Presto is an extremely powerful distributed SQL query engine, so at some point you may consider using it to replace SQL-based ETL processes that you currently run on Apache Hive.

Although it is completely possible, you should be aware of some limitations that may affect your SLAs.

Presto is highly optimized for low latency, and to achieve this Presto builds very efficient in-memory data pipelines between tasks and stages instead of “materializing” the intermediate results like Hive does.

Here comes a problem. Although Presto queries can complete much faster in general compared with Hive, if a Presto worker dies or experiences a network partition in the middle of a query then the query fails. It cannot survive a loss of a compute node and the full query execution must be restarted from scratch.

Compute node failures are normal in a cloud environment, and some ETL processes can run for many hours, so their full restart can be prohibitive and may miss SLA requirements.

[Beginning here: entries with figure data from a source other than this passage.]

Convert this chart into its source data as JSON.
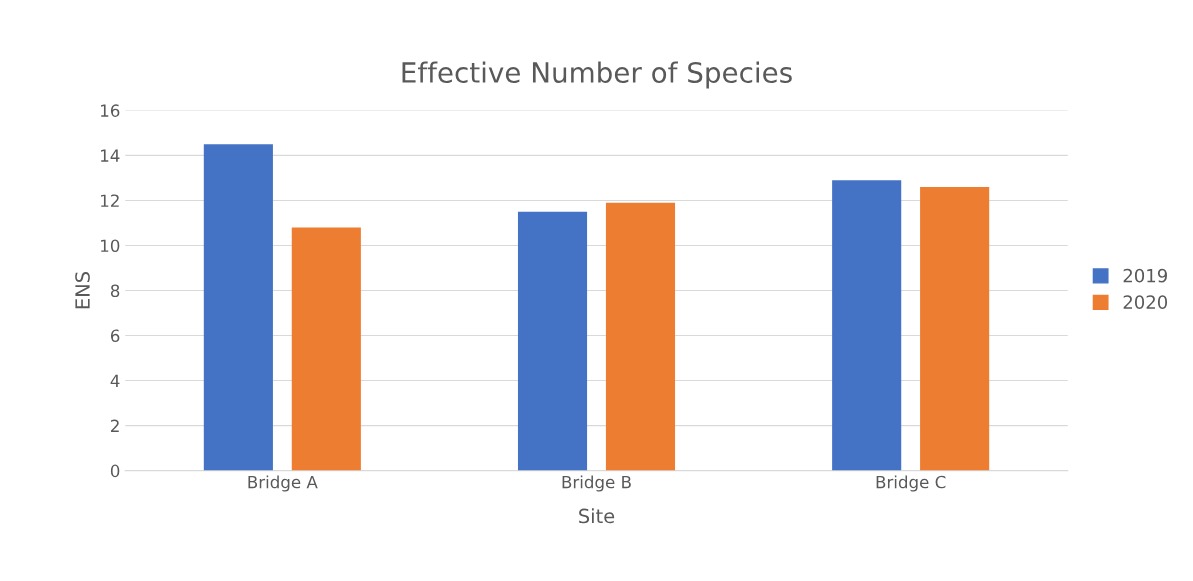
{
  "chart_data": {
    "type": "bar",
    "title": "Effective Number of Species",
    "xlabel": "Site",
    "ylabel": "ENS",
    "categories": [
      "Bridge A",
      "Bridge B",
      "Bridge C"
    ],
    "series": [
      {
        "name": "2019",
        "color": "#4472c4",
        "values": [
          14.5,
          11.5,
          12.9
        ]
      },
      {
        "name": "2020",
        "color": "#ed7d31",
        "values": [
          10.8,
          11.9,
          12.6
        ]
      }
    ],
    "ylim": [
      0,
      16
    ],
    "yticks": [
      0,
      2,
      4,
      6,
      8,
      10,
      12,
      14,
      16
    ],
    "grid": "y",
    "legend": "right"
  }
}
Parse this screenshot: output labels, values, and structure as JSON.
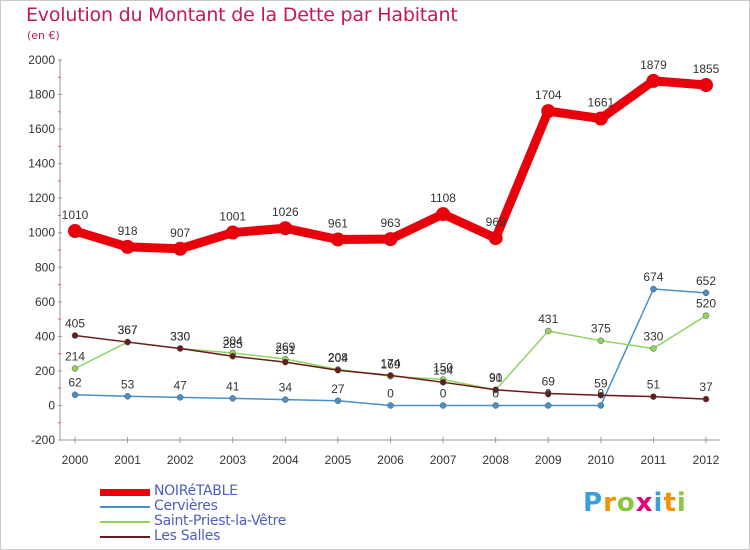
{
  "header": {
    "title": "Evolution du Montant de la Dette par Habitant",
    "subtitle": "(en €)"
  },
  "brand": {
    "text": "Proxiti"
  },
  "chart_data": {
    "type": "line",
    "x": [
      "2000",
      "2001",
      "2002",
      "2003",
      "2004",
      "2005",
      "2006",
      "2007",
      "2008",
      "2009",
      "2010",
      "2011",
      "2012"
    ],
    "ylim": [
      -200,
      2000
    ],
    "yticks": [
      -200,
      0,
      200,
      400,
      600,
      800,
      1000,
      1200,
      1400,
      1600,
      1800,
      2000
    ],
    "grid": false,
    "legend_position": "bottom-left",
    "series": [
      {
        "name": "NOIRéTABLE",
        "color": "#e8000b",
        "values": [
          1010,
          918,
          907,
          1001,
          1026,
          961,
          963,
          1108,
          969,
          1704,
          1661,
          1879,
          1855
        ]
      },
      {
        "name": "Cervières",
        "color": "#4a8fc9",
        "values": [
          62,
          53,
          47,
          41,
          34,
          27,
          0,
          0,
          0,
          0,
          0,
          674,
          652
        ]
      },
      {
        "name": "Saint-Priest-la-Vêtre",
        "color": "#8fd460",
        "values": [
          214,
          367,
          330,
          304,
          269,
          208,
          169,
          150,
          90,
          431,
          375,
          330,
          520
        ]
      },
      {
        "name": "Les Salles",
        "color": "#6b1a1a",
        "values": [
          405,
          367,
          330,
          285,
          251,
          204,
          174,
          134,
          91,
          69,
          59,
          51,
          37
        ]
      }
    ]
  }
}
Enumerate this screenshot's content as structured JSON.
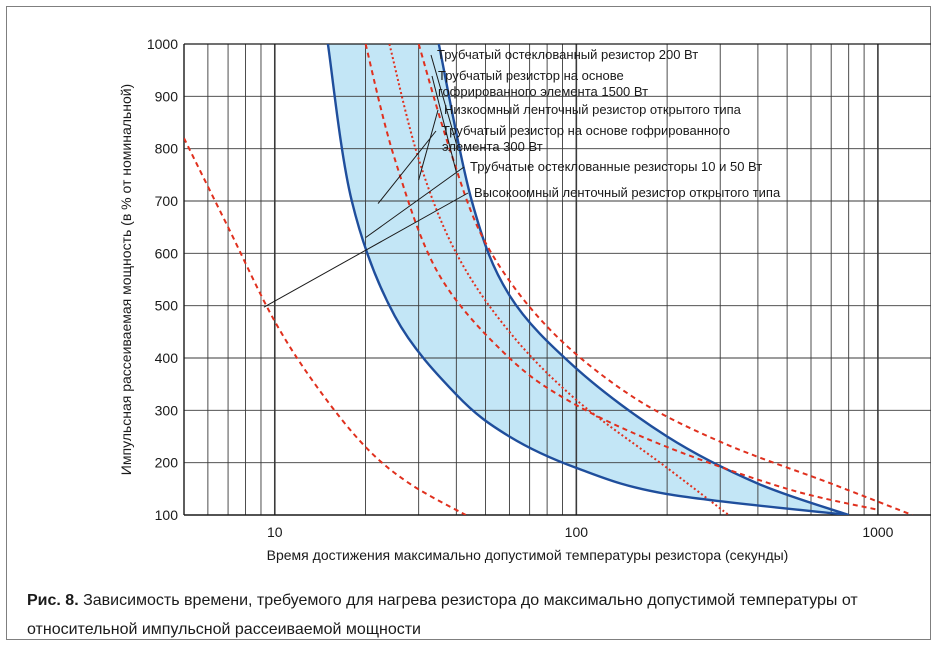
{
  "caption": {
    "figure_label": "Рис. 8.",
    "text": "Зависимость времени, требуемого для нагрева резистора до максимально допустимой температуры от относительной импульсной рассеиваемой мощности"
  },
  "colors": {
    "band_fill": "#c3e6f6",
    "band_edge": "#1f4e9c",
    "red": "#e0301e",
    "grid": "#3a3a3a"
  },
  "chart_data": {
    "type": "line",
    "xscale": "log",
    "xlim": [
      5,
      1500
    ],
    "ylim": [
      100,
      1000
    ],
    "xlabel": "Время достижения максимально допустимой температуры резистора (секунды)",
    "ylabel": "Импульсная рассеиваемая мощность (в % от номинальной)",
    "x_ticks": [
      10,
      100,
      1000
    ],
    "x_tick_labels": [
      "10",
      "100",
      "1000"
    ],
    "y_ticks": [
      100,
      200,
      300,
      400,
      500,
      600,
      700,
      800,
      900,
      1000
    ],
    "y_tick_labels": [
      "100",
      "200",
      "300",
      "400",
      "500",
      "600",
      "700",
      "800",
      "900",
      "1000"
    ],
    "grid": true,
    "band": {
      "upper": [
        [
          35,
          1000
        ],
        [
          45,
          700
        ],
        [
          60,
          520
        ],
        [
          100,
          380
        ],
        [
          200,
          250
        ],
        [
          400,
          160
        ],
        [
          800,
          100
        ]
      ],
      "lower": [
        [
          15,
          1000
        ],
        [
          18,
          700
        ],
        [
          25,
          480
        ],
        [
          40,
          330
        ],
        [
          60,
          250
        ],
        [
          100,
          190
        ],
        [
          200,
          140
        ],
        [
          800,
          100
        ]
      ]
    },
    "series": [
      {
        "name": "Трубчатый остеклованный резистор 200 Вт",
        "style": "solid",
        "points": [
          [
            35,
            1000
          ],
          [
            45,
            700
          ],
          [
            60,
            520
          ],
          [
            100,
            380
          ],
          [
            200,
            250
          ],
          [
            400,
            160
          ],
          [
            800,
            100
          ]
        ]
      },
      {
        "name": "Трубчатый резистор на основе гофрированного элемента 1500 Вт",
        "style": "dashed",
        "points": [
          [
            30,
            1000
          ],
          [
            38,
            800
          ],
          [
            50,
            620
          ],
          [
            80,
            460
          ],
          [
            150,
            330
          ],
          [
            300,
            240
          ],
          [
            700,
            160
          ],
          [
            1300,
            100
          ]
        ]
      },
      {
        "name": "Низкоомный ленточный резистор открытого типа",
        "style": "dotted",
        "points": [
          [
            24,
            1000
          ],
          [
            30,
            780
          ],
          [
            40,
            600
          ],
          [
            60,
            450
          ],
          [
            100,
            320
          ],
          [
            200,
            190
          ],
          [
            320,
            100
          ]
        ]
      },
      {
        "name": "Трубчатый резистор на основе гофрированного элемента 300 Вт",
        "style": "dashed",
        "points": [
          [
            20,
            1000
          ],
          [
            25,
            780
          ],
          [
            35,
            560
          ],
          [
            60,
            400
          ],
          [
            100,
            310
          ],
          [
            200,
            230
          ],
          [
            500,
            150
          ],
          [
            1000,
            110
          ]
        ]
      },
      {
        "name": "Трубчатые остеклованные резисторы 10 и 50 Вт",
        "style": "solid",
        "points": [
          [
            15,
            1000
          ],
          [
            18,
            700
          ],
          [
            25,
            480
          ],
          [
            40,
            330
          ],
          [
            60,
            250
          ],
          [
            100,
            190
          ],
          [
            200,
            140
          ],
          [
            800,
            100
          ]
        ]
      },
      {
        "name": "Высокоомный ленточный резистор открытого типа",
        "style": "dashed",
        "points": [
          [
            5,
            820
          ],
          [
            7,
            650
          ],
          [
            10,
            470
          ],
          [
            14,
            340
          ],
          [
            20,
            230
          ],
          [
            28,
            160
          ],
          [
            43,
            100
          ]
        ]
      }
    ],
    "annotations": [
      {
        "lines": [
          "Трубчатый остеклованный резистор 200 Вт"
        ],
        "target": [
          40,
          810
        ]
      },
      {
        "lines": [
          "Трубчатый резистор на основе",
          "гофрированного элемента 1500 Вт"
        ],
        "target": [
          40,
          755
        ]
      },
      {
        "lines": [
          "Низкоомный ленточный резистор открытого типа"
        ],
        "target": [
          30,
          740
        ]
      },
      {
        "lines": [
          "Трубчатый резистор на основе гофрированного",
          "элемента 300 Вт"
        ],
        "target": [
          22,
          695
        ]
      },
      {
        "lines": [
          "Трубчатые остеклованные резисторы 10 и 50 Вт"
        ],
        "target": [
          20,
          630
        ]
      },
      {
        "lines": [
          "Высокоомный ленточный резистор открытого типа"
        ],
        "target": [
          9.2,
          497
        ]
      }
    ]
  }
}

At the same time, although Hive may require more time to complete the job, it is much more resilient to node failures. Any individual task attempt can be restarted on a different node, there is a speculative execution support, and you have many options to manage the task duration and possible restart time by defining the appropriate data chunks (splits) for tasks in Hive. So in many cases the execution time and its variance can be more predictable in Hive.

In case of a node failure Presto queries fail with INTERNAL ERROR, and a few possible errors are:

Connection Timeout

com.facebook.presto.operator.PageTransportTimeoutException: 
  Encountered too many errors talking to a worker node. The node may have crashed 
  or be under too much load. This is probably a transient issue, so please retry your query
  in a few minutes. 
  - 54 failures, failure duration 300.18s, total failed request time 309.84s)
Caused by: java.io.UncheckedIOException: java.net.SocketTimeoutException: Connect Timeout

Spot Node Loss

Command execution failed with exception:
com.facebook.presto.SpotLossException

Conclusion

It definitely makes sense to use Presto for ETL, but in case of critical long running ETL with strict SLAs:

Divide workflows into smaller chunks (run a set of small SQL statements instead of a big one).

Do not use the Spot nodes that can be reclaimed on very short notice (2 minutes in the Amazon cloud).

The Presto community is working on providing fault tolerance in Presto, so hopefully partial query restarts will be available soon.